Это не из скобяной лавки, не подтибрено из трехсот спальных вагонов прямого сообщения. Акимов поднес вещицу к керосинке – ух ты, прям произведение искусства. Райские птички-цветочки, сплошной модерн. И, к гадалке не ходи, никакая не латунь. И лафитник, из которого испил согревающего, тоже эдакий, очень похож на серебро, эмаль разноцветная, и на дне клеймо, «К» и «J», и внизу год, «1891». Такая же история украшала дно подстаканника.
– Сергеевна, а это что такое?
– Как что, посуда. Подстаканник и лафитник.
– Вижу, что не кастрюля. Спрашиваю откуда.
– Мастерская Густава Клингерта, – спокойно объяснила Катерина, – выполнял заказы для фирмы Карла Фаберже.
– Да уж понял, что не «Металлоширпотреб». Я спрашиваю, почему он тут. Не подлежит конфискации, нет? Серебро ведь.
Катерина фыркнула:
– А что полагается, уже конфисковали. Во всем доме ничего лишнего, только домашняя утварь. Хотите – проверьте, милости прошу.
– Ишь как заговорила ты, Катюха, совсем по-другому, – заметил, улыбнувшись, он.
У Сергеевны глазища стали бешеные, из ноздрей чуть ли не дым повалил, руки в боки уперла – ведьма, чисто баба-яга. Но, когда заговорила, голос звучал так спокойно, что даже звенел:
– Изменилась, значит. А я бы на вас, Сергей Палыч, поглядела. Когда только что ты – человек, тебе дела поручают, серьезные, дифирамбы поют, а потом вдруг – раз, и ты на помойке? И все по закону! И все кругом правы! А ребенок твой – в холоде, сырости, и перебиваешься, сидя у сестрицы на шее. Надо молока, а у тебя и ботинок на промен нет! Ты-то лишний кусок не сожрешь – брюхо не взыщет, а если молоко пропадет – ребенок, твой собственный, голодать будет. И все по закону-совести. Те, кто вчера ужами пресмыкались: «Ах, незаменимая! Ах, ценный работник!» – разбежались, как тараканы. Что, подохнет чья-то шлюха без подстаканника? Подавится кто-то, выжрав не из стопки? Какое правосознание мне проявлять? Что честно сдавать? Так хоть, край придет, толканем. Постыдились бы нищету попрекать!
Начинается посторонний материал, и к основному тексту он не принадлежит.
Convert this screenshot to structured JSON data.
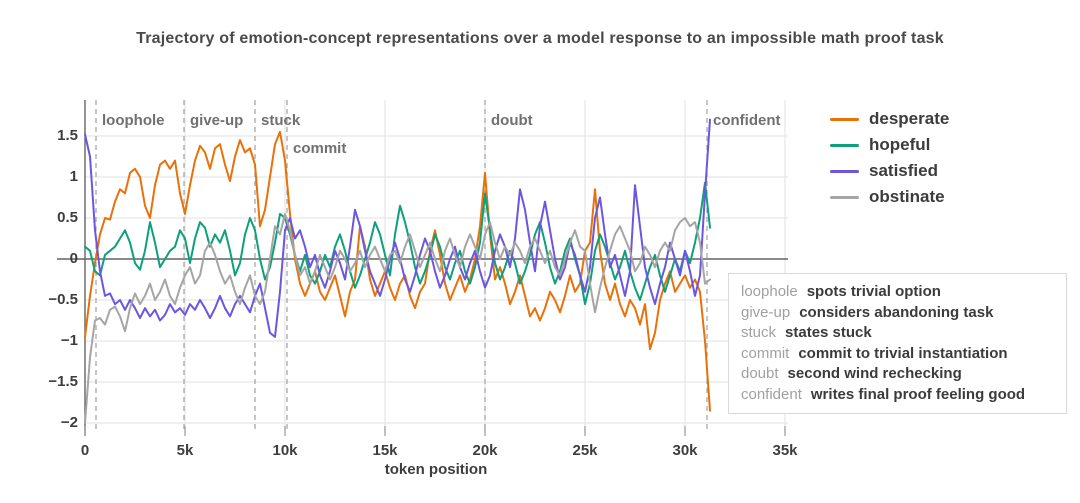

– Сергеевна, да что ты, пошутил я! Мне-то что за дело, что ты…
Тут она разрыдалась, бесшумно, но очень бурно.
Вот это номер. Железобетонная Катька, которая самая умная женщина из всех, – и льет слезы, горькие, злые, как самая обычная баба. Да-а-а-а, как с такой о делах толковать?
Вообще к дамским слезам, то есть к слезам чужих дам, Сергей не был восприимчив. Однако тут как-то так все одновременно совпало: очень жалко стало эту мелкую, ужасно умную, но теперь слабую, несчастную, замотанную Катьку. Только и оставалось, что приобнять и по растрепанной голове гладить, укачивая, как несмышленую девчонку, как Ольгу, которой вздумалось истерить.